[concurrency-interest] Design feedback on application using PooledExecutor to run threads that download webpages

Michael Mattox michael.mattox@verideon.com
Fri, 20 Jun 2003 18:43:18 +0200


I'm hoping to get some feedback on my design to make sure I'm doing things
in the most optimal way.  I'm having some performance problems and I'm not
sure if I've just reached the limit of my server (I doubt it) or if my code
is not as efficient as it could be.  My application is simple, basically it
just connects to websites and downloads the contents, and stores the status
in the database (HTTP Status code for example).  I'm using the
PooledExecutor class for my thread pool, and the LinkedQueue as my queue.
For my stress testing I have 900 websites that are monitored, 500 of them
every 10 minutes and 400 every 5 minutes.  The code that downloads the
website (using Apache's HttpClient) blocks on the part that downloads the
code.  For this reason I'd like to have more threads running than
processors, that that when a thread blocks while waiting on the remote
server another thread can be run.  JProfiler reports that approximately 65%
of the CPU time is spent in the method that downloads the page.
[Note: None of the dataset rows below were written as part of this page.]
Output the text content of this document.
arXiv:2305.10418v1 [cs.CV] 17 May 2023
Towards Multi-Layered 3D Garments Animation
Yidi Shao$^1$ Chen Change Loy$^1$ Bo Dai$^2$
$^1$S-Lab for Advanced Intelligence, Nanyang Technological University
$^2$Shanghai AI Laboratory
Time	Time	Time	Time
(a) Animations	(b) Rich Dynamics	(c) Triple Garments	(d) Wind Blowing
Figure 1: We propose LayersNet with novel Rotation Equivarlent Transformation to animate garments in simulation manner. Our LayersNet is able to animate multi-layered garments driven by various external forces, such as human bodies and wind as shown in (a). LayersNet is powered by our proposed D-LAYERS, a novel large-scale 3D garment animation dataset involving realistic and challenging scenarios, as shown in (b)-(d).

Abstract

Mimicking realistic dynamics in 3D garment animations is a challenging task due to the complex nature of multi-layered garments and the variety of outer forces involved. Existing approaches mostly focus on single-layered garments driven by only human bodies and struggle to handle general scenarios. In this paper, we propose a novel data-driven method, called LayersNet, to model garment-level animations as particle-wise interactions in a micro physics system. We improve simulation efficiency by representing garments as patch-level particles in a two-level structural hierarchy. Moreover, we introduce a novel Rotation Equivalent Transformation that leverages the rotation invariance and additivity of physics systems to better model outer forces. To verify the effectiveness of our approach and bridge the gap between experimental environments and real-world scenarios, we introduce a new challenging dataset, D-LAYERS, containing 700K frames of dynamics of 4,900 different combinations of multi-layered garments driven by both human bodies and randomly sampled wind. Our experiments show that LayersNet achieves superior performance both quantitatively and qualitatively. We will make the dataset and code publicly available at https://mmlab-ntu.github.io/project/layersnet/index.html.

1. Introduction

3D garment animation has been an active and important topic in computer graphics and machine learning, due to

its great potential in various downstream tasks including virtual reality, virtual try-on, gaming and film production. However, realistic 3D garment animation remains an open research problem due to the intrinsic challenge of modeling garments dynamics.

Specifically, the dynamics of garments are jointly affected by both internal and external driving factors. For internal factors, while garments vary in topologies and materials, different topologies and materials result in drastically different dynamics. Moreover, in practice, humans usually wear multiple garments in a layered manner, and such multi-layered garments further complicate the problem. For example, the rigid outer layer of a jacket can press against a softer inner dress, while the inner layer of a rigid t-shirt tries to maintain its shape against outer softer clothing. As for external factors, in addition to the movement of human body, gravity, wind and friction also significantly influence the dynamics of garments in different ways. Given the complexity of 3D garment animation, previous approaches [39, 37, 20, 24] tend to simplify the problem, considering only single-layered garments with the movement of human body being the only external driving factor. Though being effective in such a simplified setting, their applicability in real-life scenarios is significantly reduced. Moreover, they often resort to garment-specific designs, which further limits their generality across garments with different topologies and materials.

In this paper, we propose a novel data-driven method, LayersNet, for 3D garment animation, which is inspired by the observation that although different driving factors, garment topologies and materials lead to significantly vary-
I've deployed this to a 4 CPU Linux server.  I've been playing around with
the maximum number of threads to use.  So far I've been using 32.  That
means each CPU should be downloading 8 webpages at the same time, which is
reasonable for a server with plenty of bandwidth (burstable up to 100 megs
they tell me).  I've tried putting the threads up to 60 but the time it
takes to execute each one goes up unsuprisingly.  Is this just a matter of
trial and error to determine the optimum settings?  I'm having performance
problems where the websites are not monitored at the 5 minutes that I expect
(between 5-10 most of the time) and I'm trying to figure out how I can
optimize this even further.  When I run 'top' on the server it shows the CPU
utilization at 7% on average and I can't figure out why the CPUs aren't
being used 100%.  I guess it means they can't because the threads are
blocking, in which case, assuming I'm not maxing out the bandwidth, I'd
expect increasing the threads to 60 to use more of the CPU but it doesn't.

I hope all this makes sense, I'd be grateful for any input on this.

Thanks,
Michael